If we let $f(x) = 2$ and $g(x) = x$, then $f'(x) = 0$ and $g'(x) = 1$. The quotient rule yields

$$\frac d{dx} \left(\frac2x\right) =\frac{0(x) – 2\cdot1{x^2} = \boxed{-\frac2{x^2}}$$

However, is there a shorter way to get to the same answer? The numerator of $\dfrac 2x$ is a constant, so maybe there is a way to get to the answer faster. Indeed, if we use the laws of exponents, we may write

$$\frac2x = 2x^{-1}$$

Now it is clear that we can use the power rule to find the derivative:

$$\frac d{dx} \left(\frac2x\right) = \frac d{dx} \left(2x^{-1}\right) = -2x^{-2} = \boxed{-\frac2{x^2}}$$

which is the same answer.

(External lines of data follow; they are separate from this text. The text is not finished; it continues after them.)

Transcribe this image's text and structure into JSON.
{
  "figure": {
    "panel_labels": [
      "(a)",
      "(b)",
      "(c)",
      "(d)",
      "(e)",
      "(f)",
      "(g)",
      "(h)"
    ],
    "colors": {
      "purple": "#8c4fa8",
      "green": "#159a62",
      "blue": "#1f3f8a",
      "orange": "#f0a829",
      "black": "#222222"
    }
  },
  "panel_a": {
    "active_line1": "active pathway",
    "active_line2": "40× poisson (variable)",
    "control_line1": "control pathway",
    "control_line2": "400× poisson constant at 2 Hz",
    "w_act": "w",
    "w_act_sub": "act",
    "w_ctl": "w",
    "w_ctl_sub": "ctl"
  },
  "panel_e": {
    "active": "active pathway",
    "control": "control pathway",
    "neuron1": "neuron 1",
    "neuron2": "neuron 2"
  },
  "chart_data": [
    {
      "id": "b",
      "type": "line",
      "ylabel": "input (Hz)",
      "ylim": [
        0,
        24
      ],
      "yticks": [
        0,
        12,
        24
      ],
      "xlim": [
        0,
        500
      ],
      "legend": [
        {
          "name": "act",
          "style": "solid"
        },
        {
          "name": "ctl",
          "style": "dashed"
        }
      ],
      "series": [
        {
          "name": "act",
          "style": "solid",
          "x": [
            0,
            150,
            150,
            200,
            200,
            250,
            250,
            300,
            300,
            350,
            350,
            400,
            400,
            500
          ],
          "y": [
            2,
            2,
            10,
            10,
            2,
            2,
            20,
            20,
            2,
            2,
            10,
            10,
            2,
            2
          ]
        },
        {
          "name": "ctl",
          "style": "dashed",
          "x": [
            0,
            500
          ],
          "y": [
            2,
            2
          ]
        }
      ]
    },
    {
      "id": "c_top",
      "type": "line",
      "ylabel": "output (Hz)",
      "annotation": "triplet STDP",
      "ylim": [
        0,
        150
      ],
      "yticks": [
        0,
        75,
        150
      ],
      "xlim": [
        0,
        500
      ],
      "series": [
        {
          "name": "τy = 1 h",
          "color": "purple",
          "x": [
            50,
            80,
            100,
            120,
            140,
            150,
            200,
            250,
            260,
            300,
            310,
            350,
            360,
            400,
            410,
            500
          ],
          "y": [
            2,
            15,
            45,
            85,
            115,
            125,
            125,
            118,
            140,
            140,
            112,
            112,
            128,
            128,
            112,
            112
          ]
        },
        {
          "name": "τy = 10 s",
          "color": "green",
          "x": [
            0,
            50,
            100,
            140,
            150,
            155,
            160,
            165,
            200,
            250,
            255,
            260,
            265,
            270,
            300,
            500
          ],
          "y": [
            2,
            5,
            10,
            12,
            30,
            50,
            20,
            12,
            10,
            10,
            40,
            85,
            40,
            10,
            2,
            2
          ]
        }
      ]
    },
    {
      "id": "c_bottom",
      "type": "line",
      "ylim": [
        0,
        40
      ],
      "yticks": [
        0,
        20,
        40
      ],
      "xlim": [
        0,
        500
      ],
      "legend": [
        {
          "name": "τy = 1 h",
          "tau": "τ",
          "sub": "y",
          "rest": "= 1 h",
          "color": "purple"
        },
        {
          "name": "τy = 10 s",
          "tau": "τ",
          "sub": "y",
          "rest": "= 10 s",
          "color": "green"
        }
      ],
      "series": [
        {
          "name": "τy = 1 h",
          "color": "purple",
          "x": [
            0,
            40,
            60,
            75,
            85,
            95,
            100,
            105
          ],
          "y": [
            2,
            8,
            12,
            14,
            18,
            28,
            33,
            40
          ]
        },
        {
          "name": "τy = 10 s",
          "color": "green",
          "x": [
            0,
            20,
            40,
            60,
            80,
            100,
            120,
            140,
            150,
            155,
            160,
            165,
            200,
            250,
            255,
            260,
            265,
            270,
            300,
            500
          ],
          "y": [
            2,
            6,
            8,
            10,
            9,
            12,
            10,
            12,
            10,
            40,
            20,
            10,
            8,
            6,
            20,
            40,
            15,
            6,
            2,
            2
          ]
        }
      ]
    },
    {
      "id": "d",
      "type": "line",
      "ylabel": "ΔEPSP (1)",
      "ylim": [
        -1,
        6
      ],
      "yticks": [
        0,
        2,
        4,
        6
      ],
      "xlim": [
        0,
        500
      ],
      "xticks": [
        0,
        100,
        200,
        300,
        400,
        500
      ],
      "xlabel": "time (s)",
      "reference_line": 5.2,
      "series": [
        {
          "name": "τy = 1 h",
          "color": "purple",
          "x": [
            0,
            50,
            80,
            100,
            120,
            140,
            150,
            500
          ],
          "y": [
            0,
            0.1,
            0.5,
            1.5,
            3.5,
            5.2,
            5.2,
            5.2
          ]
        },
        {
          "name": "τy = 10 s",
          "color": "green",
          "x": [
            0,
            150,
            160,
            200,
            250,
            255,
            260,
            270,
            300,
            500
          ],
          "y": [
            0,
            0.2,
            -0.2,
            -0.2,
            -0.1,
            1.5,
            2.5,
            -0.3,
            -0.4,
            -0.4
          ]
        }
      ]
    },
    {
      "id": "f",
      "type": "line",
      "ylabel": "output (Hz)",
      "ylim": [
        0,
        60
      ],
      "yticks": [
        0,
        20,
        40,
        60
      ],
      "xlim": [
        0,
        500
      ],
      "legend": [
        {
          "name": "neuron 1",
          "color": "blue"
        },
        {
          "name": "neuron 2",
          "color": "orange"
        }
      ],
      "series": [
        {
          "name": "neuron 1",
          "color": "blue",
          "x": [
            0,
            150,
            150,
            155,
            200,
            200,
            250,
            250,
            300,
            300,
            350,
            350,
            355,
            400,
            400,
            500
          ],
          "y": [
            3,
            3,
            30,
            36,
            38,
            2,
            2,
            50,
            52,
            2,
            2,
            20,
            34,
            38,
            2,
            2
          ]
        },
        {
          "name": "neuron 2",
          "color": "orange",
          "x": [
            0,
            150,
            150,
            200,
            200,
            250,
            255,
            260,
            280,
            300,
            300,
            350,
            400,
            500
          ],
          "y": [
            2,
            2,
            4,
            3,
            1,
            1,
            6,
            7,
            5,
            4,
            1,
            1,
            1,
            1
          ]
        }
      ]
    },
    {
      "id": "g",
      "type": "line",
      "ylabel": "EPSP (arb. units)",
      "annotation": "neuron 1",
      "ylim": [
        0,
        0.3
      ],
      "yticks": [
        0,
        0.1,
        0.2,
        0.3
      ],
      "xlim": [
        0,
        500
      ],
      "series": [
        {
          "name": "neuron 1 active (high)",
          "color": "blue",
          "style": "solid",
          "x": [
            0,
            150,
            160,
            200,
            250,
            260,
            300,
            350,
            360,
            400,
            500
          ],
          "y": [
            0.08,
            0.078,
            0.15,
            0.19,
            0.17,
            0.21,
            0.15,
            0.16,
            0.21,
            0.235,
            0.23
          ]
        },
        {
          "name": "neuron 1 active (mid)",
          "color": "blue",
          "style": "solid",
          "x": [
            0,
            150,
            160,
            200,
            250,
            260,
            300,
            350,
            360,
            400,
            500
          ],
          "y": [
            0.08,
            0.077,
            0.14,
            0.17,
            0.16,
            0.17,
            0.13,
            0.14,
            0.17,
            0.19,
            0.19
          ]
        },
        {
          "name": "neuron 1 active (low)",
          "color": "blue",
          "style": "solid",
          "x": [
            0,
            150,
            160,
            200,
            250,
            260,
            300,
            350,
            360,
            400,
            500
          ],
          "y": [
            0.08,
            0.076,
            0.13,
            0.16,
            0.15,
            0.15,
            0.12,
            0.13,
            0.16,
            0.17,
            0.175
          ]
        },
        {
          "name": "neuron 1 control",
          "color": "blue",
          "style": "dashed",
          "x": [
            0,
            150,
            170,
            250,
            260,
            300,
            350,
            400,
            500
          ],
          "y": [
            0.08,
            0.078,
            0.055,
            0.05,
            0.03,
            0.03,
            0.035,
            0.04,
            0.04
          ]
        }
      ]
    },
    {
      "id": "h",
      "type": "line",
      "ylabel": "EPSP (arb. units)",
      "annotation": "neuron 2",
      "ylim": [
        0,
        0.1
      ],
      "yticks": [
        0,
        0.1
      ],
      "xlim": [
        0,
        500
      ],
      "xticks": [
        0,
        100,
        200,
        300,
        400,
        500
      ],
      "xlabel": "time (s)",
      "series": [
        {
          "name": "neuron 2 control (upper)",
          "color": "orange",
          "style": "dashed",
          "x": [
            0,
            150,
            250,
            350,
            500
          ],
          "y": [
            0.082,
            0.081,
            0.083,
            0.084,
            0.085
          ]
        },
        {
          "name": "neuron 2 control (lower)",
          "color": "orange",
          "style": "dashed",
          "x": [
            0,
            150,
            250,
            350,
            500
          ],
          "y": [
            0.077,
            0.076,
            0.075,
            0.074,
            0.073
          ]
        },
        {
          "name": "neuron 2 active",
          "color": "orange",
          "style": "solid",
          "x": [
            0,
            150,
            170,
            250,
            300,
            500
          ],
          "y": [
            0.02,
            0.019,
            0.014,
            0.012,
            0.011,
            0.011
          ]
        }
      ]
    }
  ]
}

However, we arrived at the same answer much faster.

### Other examples

The takeaway is that you should always try to use the laws of exponents in conjunction with the power rule when differentiating (or integrating!) expressions that do not contain any special functions. For example, an expression like

$$\frac{\sqrt x}{x^2}$$

might look like a prime candidate for the quotient rule. Yet, if you use the laws of exponents, you can rewrite it as

$$\frac{\sqrt x}{x^2} = \frac {x^{\frac12}}{x^2} = x^{\frac12} x^{-2} = x^{-\frac32}$$

At this point, it is quite clear that you can use the power rule to differentiate this expression. Similarly, you can use the reverse power rule to integrate this expression as well!